Watching a workmate or colleague battling is tough.
It can be an unsettling experience but recognising what they’re going through and subsequently helping them can be incredibly uplifting. Recognising the signs is critical.
Bridget Jelley - a respected psychologist and a director of “The Effect” a company that specialises in psychological health and safety within organisations - believes knowing what to look for is the key to helping out.
She explains: "It’s important to know what to look for. We need to identify when someone is struggling. Everyone has bad days - that’s normal but when someone’s behaviour changes for a couple of weeks or more that’s a red flag."
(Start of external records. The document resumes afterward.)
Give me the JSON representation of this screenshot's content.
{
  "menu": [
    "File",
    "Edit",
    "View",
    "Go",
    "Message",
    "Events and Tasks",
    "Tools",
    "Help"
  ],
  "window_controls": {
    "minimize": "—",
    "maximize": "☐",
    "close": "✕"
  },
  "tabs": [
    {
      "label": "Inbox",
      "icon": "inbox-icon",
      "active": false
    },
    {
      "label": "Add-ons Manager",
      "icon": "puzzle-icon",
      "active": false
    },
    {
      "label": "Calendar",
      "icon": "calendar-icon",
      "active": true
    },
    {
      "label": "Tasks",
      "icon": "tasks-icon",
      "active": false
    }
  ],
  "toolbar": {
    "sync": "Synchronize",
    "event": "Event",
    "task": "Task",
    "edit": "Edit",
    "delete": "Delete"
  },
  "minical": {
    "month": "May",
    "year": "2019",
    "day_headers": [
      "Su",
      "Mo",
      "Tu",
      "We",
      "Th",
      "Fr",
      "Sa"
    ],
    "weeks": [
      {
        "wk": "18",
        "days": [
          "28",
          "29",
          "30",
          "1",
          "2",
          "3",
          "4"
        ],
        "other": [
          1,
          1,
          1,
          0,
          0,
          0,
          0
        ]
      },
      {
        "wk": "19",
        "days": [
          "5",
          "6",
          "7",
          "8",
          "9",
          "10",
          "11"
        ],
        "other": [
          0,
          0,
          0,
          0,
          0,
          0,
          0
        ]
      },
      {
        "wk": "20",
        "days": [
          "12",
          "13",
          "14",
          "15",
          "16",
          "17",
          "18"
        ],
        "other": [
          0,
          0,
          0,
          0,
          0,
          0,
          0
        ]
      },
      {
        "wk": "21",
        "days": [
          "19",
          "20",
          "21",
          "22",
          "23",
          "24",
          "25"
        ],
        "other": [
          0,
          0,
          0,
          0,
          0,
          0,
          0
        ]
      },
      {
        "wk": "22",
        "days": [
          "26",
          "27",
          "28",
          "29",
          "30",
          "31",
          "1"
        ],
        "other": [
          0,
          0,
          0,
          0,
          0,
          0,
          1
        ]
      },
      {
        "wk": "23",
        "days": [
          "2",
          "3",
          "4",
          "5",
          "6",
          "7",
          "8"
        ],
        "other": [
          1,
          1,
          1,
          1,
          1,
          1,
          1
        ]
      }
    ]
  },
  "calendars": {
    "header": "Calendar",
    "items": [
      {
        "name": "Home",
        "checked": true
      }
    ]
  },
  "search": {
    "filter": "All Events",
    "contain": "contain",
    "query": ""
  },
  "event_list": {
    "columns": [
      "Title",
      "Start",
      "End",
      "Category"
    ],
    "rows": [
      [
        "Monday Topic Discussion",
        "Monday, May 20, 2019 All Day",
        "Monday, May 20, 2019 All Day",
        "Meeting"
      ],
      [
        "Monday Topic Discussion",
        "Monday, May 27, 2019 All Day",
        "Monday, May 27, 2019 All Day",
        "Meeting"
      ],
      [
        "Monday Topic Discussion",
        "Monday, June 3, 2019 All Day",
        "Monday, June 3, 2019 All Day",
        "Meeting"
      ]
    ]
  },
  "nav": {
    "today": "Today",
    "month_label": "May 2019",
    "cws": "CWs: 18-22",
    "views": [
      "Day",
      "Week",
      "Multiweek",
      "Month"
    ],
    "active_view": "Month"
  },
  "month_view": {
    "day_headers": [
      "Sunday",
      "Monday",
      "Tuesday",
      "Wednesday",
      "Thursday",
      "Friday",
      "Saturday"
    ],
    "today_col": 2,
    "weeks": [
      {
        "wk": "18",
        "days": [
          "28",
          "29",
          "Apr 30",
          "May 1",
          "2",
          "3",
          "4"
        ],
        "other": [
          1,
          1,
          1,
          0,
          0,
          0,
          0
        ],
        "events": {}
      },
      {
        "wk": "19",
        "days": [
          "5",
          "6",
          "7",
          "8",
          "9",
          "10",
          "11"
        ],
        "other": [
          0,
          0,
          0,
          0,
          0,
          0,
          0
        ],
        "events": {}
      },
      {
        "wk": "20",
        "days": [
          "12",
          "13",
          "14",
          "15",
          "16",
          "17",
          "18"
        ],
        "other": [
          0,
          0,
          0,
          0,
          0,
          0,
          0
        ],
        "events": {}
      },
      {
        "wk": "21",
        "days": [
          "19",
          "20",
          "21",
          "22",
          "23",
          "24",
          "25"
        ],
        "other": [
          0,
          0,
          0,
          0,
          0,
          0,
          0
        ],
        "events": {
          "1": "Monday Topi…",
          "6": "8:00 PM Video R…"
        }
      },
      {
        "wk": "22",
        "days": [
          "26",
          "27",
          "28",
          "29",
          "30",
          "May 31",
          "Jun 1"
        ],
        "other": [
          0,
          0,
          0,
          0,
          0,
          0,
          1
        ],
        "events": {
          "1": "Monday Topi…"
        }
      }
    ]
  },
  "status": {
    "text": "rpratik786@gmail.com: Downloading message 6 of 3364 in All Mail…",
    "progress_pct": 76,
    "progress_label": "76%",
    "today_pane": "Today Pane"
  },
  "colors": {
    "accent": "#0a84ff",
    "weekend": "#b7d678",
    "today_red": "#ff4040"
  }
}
“Typically mood changes can mean becoming more introverted and withdrawn - not taking part in conversations or just not talking or hiding their reactions. That’s a potential sign something’s not right.” But mood swings can also bring opposing reactions, as Bridget points out.
“People can become very reactive, grumpy and be resistant or even confrontational in interpersonal conversations. Simple or minor things can tip them over.”
Reduced or inferior performance is also a potential sign that a colleague is having problems and needs help Bridget says.
“They might not be as accurate as they normally are with a diminished attention to detail or a compromised ability to think critically. Delaying projects for no apparent reason and something as straightforward as sidestepping emails are other indicators.”
Sometimes, of course, there are more direct tangible indicators such as absenteeism and physical appearance.
“Getting to work late or not showing up are big red flags just as physical appearance can be. If someone is normally very punctual and reliable then all of a sudden starts showing up late or not at all, this could be a sign that all is not well."
Changes in physical appearance also can be a sign.
“Taking sick leave as an excuse also indicates there’s a problem. Realistically ongoing stress leads to the immune system being compromised and that can impact on sleep and physical health.”
Putting a stop to regular routines also outlines a problem.
“Going for a drink after work on a Friday or watching sport on the weekend could be something many look forward to so stopping things that you enjoy is an indication that things aren’t right.”
So when these signs are apparent and you recognise them what is the best way to help?
“Don’t ignore the signs,” says Bridget. “That’s not the way to help - go up and talk."
“Initially a simple ‘How’s things?’ or ‘How’s it going?’ is a good start but it’s important not to personalise it. A direct 'How are you?' might not be a good start because the colleague or workmate could be taken aback. Just keep it casual at the start.”
And don’t take no for an answer.
Keep trying even if it’s several times because you will break through, and the colleague or workmate will feel that 'this person genuinely cares.'
Listening is the key.
“You don’t have to fix it - just listen. You’ll be amazed what that can achieve and the person you’re listening to will eventually be able to articulate their thoughts." Give them time and space.
“I can’t stress enough how important listening is and that will lead to encouragement and some positive outcomes.”